Vacuum fluctuations of quantum fields provide an unavoidable environment for any quantum system coupled to it. We study the interplay between boundary conditions and acceleration in determining decoherence of a two-level Unruh-DeWitt detector coupled to a scalar field in a cylindrical cavity. We show that the decoherence rate closely follows the emission profile, and exhibits {\it Purcell-like} enhancement for both inertial and uniformly accelerated detectors. The acceleration induces an effective smearing of the resonant density of states, diluting the resonance enhancement for large accelerations while replacing the inertial off-resonant decay with an oscillatory behavior for small accelerations. For moderate accelerations, this interplay between cavity-induced and acceleration-assisted effects results in an extended region of cavity parameters where decoherence is strongly suppressed, particularly in regimes where the inertial detector otherwise experience strong decoherence.

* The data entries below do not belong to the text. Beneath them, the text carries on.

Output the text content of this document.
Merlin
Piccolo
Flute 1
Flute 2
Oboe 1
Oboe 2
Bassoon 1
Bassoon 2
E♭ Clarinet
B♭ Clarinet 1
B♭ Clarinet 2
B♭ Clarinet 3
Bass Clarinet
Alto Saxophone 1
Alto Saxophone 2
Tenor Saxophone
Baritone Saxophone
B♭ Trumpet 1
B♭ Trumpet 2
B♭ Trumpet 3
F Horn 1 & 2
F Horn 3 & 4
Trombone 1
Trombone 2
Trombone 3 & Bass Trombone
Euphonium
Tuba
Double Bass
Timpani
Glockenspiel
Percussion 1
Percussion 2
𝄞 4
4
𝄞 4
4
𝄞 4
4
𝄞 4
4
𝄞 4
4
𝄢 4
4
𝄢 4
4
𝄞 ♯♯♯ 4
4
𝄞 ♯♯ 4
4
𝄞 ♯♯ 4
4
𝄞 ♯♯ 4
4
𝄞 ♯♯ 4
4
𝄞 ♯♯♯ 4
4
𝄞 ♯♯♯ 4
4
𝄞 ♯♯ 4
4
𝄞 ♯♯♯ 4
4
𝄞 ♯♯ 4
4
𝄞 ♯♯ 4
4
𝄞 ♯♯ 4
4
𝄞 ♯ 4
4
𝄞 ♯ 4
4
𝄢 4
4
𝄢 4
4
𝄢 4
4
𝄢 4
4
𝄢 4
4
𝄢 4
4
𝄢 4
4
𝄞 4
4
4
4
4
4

Thus, contrary to naive expectations, the Unruh thermality in a suitably engineered cavity can enhance rather than degrade quantum coherence, providing a very uncharacteristic feature of quantum fields in non-inertial frames.

Figures (3)

• Figure 1: Dimensionless decoherence rate $\mathcal{C}/\Omega$ of a uniformly accelerated atom inside a cylindrical cavity.
• Figure 2: Near resonance behavior of the decoherence rate for $\epsilon=10^{-2}$ as a function of dimensionless energy gap near different resonance points.
• Figure 3: At resonance versus near resonance behavior of dimensionless decoherence rate as a function of dimensionless energy gap at first resonance point.